To answer your question with L2 links it;s better to think of it in terms of vlans rather than subnets. And there are a number of ways of approaching it. You need to extend the L2 vlan across the core switches so if a distro switch has 2 links these can be in separate vlans but the other distro switch also needs it's 2 links in the same vlans so traffic can be routed on the distro switches and switched across the core.

Jon

thanks jon!

Is extending vlans from access into core not good design practise?

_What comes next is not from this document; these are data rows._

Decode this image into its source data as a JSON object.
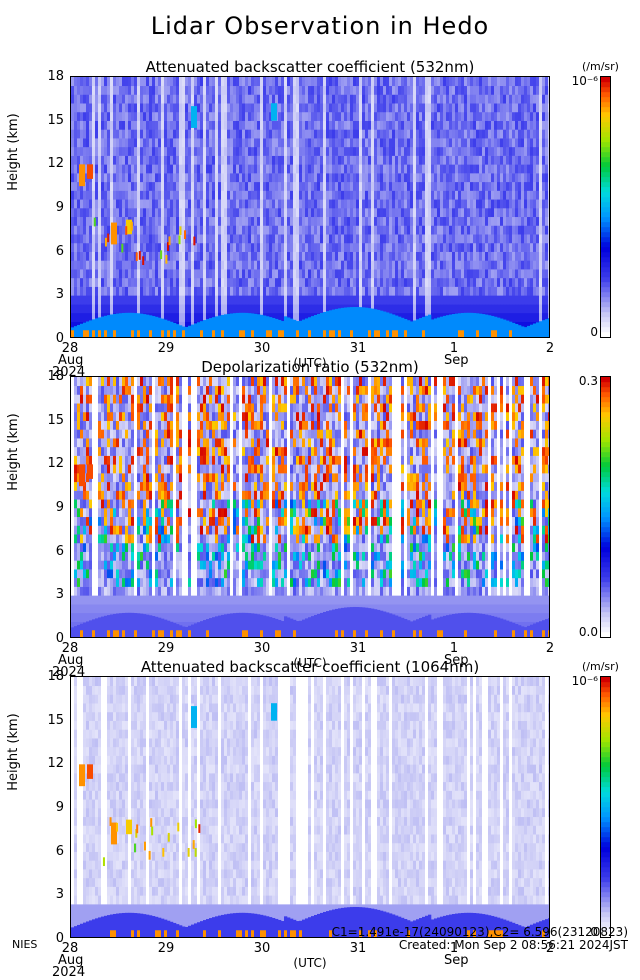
{
  "title": "Lidar Observation in Hedo",
  "x_axis": {
    "ticks": [
      "28",
      "29",
      "30",
      "31",
      "1",
      "2"
    ],
    "month_labels": [
      {
        "text": "Aug",
        "year": "2024"
      },
      {
        "text": "Sep",
        "year": ""
      }
    ],
    "label": "(UTC)"
  },
  "y_axis": {
    "label": "Height (km)",
    "ticks": [
      "0",
      "3",
      "6",
      "9",
      "12",
      "15",
      "18"
    ]
  },
  "panels": [
    {
      "title": "Attenuated backscatter coefficient (532nm)",
      "unit": "(/m/sr)",
      "cmax": "10⁻⁶",
      "cmin": "0",
      "kind": "bsc"
    },
    {
      "title": "Depolarization ratio (532nm)",
      "unit": "",
      "cmax": "0.3",
      "cmin": "0.0",
      "kind": "dep"
    },
    {
      "title": "Attenuated backscatter coefficient (1064nm)",
      "unit": "(/m/sr)",
      "cmax": "10⁻⁶",
      "cmin": "0",
      "kind": "bsc2"
    }
  ],
  "footer": {
    "left": "NIES",
    "line1": "C1=1.491e-17(24090123),C2= 6.596(23120823)",
    "line2": "Created: Mon Sep  2 08:56:21 2024JST"
  },
  "chart_data": [
    {
      "type": "heatmap",
      "title": "Attenuated backscatter coefficient (532nm)",
      "xlabel": "(UTC)",
      "ylabel": "Height (km)",
      "x_range": [
        "2024-08-28",
        "2024-09-02"
      ],
      "ylim": [
        0,
        18
      ],
      "color_range": [
        0,
        1e-06
      ],
      "colorbar_label": "(/m/sr)"
    },
    {
      "type": "heatmap",
      "title": "Depolarization ratio (532nm)",
      "xlabel": "(UTC)",
      "ylabel": "Height (km)",
      "x_range": [
        "2024-08-28",
        "2024-09-02"
      ],
      "ylim": [
        0,
        18
      ],
      "color_range": [
        0.0,
        0.3
      ]
    },
    {
      "type": "heatmap",
      "title": "Attenuated backscatter coefficient (1064nm)",
      "xlabel": "(UTC)",
      "ylabel": "Height (km)",
      "x_range": [
        "2024-08-28",
        "2024-09-02"
      ],
      "ylim": [
        0,
        18
      ],
      "color_range": [
        0,
        1e-06
      ],
      "colorbar_label": "(/m/sr)"
    }
  ]
}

my point is can distribution switch , connected to layer 2 core redundantly by f0/1,f0/ use different subnet on those links or should it use same subnet on these ports?

Sarah

You definitely would not want to extend a vlan from the access to the core - STP etc. would make this bad pratice. If you want a L2 core you want it to switch packets as efficiently as possible so you absolutely do not want a vlan convergence in the access-layer propogating to the core.

What i was getting at is that in a traditional access-layer, distro, core setup your access-layer vlans are terminated on the distribution switches and are not present in the core.

For the distribution switches to be able to switch traffic across the core there will other vlan(s) not present in the access-layer that are used for this purpose.

The thing to understand is that you will have more than one distro switch connecting to the core. So lets say you have

core1 & core2 connected via a L2 trunk.

distro1 is connected to both core1 and core2

distro2 is connected to both core1 and core2

You can use one vlan to switch traffic across the core from distro1 to distro2 and put all distro ports into that vlan. But note that one of the links from distro1 and one from distro2 will block because of STP.

Alternatively you can use 2 vlans in the core and have one connection from distro1 and one connection from distro2 in one of the vlans and the other connection from distro1 and distro2 in the other vlan.

Each distro switch sees the other distro switch on 2 vlans - sees here being used in the context of a routing peer ie. EIGRP/OSPF neighbor.

Personally i would use 2 vlans across the core.